To name a few he wanted Stark to have charisma, quick wit and immense intelligence.
Finn said about the list:
"I still have them on a piece of paper somewhere."
Favreau—at Finn's recommendation—cast then Hollywood bad boy Robert Downey Jr. which raised more than a few eyebrows and objections. Downey's struggles with substance abuse had damaged his mainstream career.
Of course, the character Tony Stark's reputation was pretty tarnished too.
The risk definitely paid off. Downey's morally ambiguous superhero in 2008s Iron Man set up almost all of the 21 movies that make up the Marvel Cinematic Universe.
The exception being the Hulk film without Mark Ruffalo that we don't talk about.
While the original casting was a risk, it is now hard to see anyone else but Robert Downey Jr as Iron Man.
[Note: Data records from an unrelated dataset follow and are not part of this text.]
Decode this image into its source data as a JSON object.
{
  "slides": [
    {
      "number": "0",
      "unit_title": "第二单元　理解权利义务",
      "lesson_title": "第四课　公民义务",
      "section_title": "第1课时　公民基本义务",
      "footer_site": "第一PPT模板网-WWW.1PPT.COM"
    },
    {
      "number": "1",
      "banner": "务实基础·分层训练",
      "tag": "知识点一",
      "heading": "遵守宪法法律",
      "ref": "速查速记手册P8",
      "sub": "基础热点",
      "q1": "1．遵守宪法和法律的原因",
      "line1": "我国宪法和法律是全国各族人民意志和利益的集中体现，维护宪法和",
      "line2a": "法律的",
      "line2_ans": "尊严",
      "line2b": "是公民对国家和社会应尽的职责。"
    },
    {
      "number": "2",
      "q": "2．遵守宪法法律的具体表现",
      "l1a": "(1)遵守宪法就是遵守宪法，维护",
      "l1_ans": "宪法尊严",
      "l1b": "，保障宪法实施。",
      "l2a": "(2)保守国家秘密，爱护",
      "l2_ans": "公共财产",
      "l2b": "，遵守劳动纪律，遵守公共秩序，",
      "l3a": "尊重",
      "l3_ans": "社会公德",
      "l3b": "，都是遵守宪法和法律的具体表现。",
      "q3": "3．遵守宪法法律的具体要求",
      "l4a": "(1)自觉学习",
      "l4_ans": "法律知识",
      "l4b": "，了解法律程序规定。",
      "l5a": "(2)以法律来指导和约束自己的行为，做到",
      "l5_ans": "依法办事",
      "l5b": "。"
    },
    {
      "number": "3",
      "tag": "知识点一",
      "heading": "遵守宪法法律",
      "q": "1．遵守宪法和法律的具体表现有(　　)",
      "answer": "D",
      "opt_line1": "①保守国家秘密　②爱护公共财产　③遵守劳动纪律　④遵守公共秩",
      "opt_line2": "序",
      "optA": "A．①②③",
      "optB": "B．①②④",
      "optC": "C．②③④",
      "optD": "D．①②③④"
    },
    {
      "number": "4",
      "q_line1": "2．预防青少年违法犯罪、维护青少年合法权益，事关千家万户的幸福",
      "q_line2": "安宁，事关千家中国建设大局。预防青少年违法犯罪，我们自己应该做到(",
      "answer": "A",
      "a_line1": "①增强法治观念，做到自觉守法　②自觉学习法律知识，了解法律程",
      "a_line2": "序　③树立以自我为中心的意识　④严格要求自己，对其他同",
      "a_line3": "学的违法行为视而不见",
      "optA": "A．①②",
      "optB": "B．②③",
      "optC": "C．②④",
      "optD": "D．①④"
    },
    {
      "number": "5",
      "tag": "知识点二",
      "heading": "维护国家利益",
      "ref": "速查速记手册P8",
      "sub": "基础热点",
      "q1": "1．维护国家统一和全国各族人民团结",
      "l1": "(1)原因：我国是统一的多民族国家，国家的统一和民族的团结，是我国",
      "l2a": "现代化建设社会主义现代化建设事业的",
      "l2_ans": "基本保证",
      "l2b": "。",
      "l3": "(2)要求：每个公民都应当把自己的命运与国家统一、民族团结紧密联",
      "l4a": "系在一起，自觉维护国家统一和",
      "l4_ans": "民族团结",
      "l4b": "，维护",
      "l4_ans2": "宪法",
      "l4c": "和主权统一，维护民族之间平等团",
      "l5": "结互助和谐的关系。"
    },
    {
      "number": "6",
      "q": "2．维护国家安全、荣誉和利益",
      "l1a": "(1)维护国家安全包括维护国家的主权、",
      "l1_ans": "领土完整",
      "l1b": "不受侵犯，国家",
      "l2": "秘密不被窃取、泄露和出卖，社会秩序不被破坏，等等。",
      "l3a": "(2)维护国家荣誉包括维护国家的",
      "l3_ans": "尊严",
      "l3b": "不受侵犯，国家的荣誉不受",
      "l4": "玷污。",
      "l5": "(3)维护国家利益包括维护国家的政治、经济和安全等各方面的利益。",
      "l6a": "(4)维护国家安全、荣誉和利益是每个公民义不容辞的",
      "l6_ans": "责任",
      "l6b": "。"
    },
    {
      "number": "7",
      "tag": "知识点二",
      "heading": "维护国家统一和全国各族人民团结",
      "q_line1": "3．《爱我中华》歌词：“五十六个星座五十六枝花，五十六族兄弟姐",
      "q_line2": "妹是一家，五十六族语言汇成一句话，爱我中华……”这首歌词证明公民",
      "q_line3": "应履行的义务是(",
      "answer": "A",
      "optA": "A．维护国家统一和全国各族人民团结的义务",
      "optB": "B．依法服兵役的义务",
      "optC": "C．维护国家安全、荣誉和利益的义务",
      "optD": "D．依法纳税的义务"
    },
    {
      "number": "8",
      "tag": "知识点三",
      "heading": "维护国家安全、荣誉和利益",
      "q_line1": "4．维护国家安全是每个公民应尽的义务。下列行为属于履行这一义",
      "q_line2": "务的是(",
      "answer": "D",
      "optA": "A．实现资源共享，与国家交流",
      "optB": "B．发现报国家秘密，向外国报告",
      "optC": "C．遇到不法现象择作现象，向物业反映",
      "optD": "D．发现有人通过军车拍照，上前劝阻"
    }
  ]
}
The same can be said for any superhero in the MCU.
This is largely thanks to Sarah Finn taking on the gargantuan task of casting these movies, with the exceptiong of Edward Norton's take on The Incredible Hulk which released a month after Iron Man.
This means she cast more than a thousand roles from Chris Evans' Captain America himself right down to those "man with a plan" backup dancers.
This job meant she had to take into account the traits each character displayed in the current movie, but also the movies planned but unwritten.
"It wasn't until we got into Captain America and Thor that Kevin Feige even mentioned the Avengers films."
Kevin Feige is the president of Marvel Studios. He also consults with casiting directors, fellow executives and directors on each film.
One perfect example of this unpredictability casting the voice of JARVIS. Paul Bettany was cast as Stark's AI, but Finn didn't know J.A.R.V.I.S would eventually be transferred into Vision.
Luckily Bettany was able to take on that role as well.
Another example was the casting of Princess Shuri for Black Panther. When casting, Finn had to look at the chemistry between Letitia Wright and Robert Downey Jr since they'd share screen time later on in the franchise.
That scene did happen, although it was changed to Letitia Wright and Mark Ruffalo.
And, of course, there is the Mad Titan himself: Thanos.
"When Thanos first appeared in the Marvel movies, it was really just a couple lines of dialogue."
"The character was shadowy and not that visible. To see him go from a few lines to being one of the most iconic villains of all time in movie history, I don't think Josh [Brolin] even knew how his character was going to be represented on screen, or the impact he would possibly have."
She also worked around scheduling conflicts and story time lines with huge casts of big stars. There was a year between the releases of Spiderman: Homecoming and Captain America: Civil War but the story lines happen one after the other.
Finn had to find a Spiderman who wasn't going to change dramatically in the year between films so a true teenager was out.
"We had to find a young actor who hopefully wasn't going to grow six inches in the intervening time period. Poor Tom Holland was so antsy and ready to start shooting."
She had similar challenges when casting characters like Thor. They needed someone with Asgardian qualities who could still blend in with Earthlings.
While most casting directors have 12 to 16 weeks to cast roles, Finn often started a year or more in advance to take all these extra needs into consideration.
Now Finn is casting, or has cast, other anticipated movies.
This huge casting undertaking also brought to light the struggles of casting directors and given them their own fan base.
We appreciate all of the chances taken by Sarah Finn and the MCU.
Thank you for the iconic characters!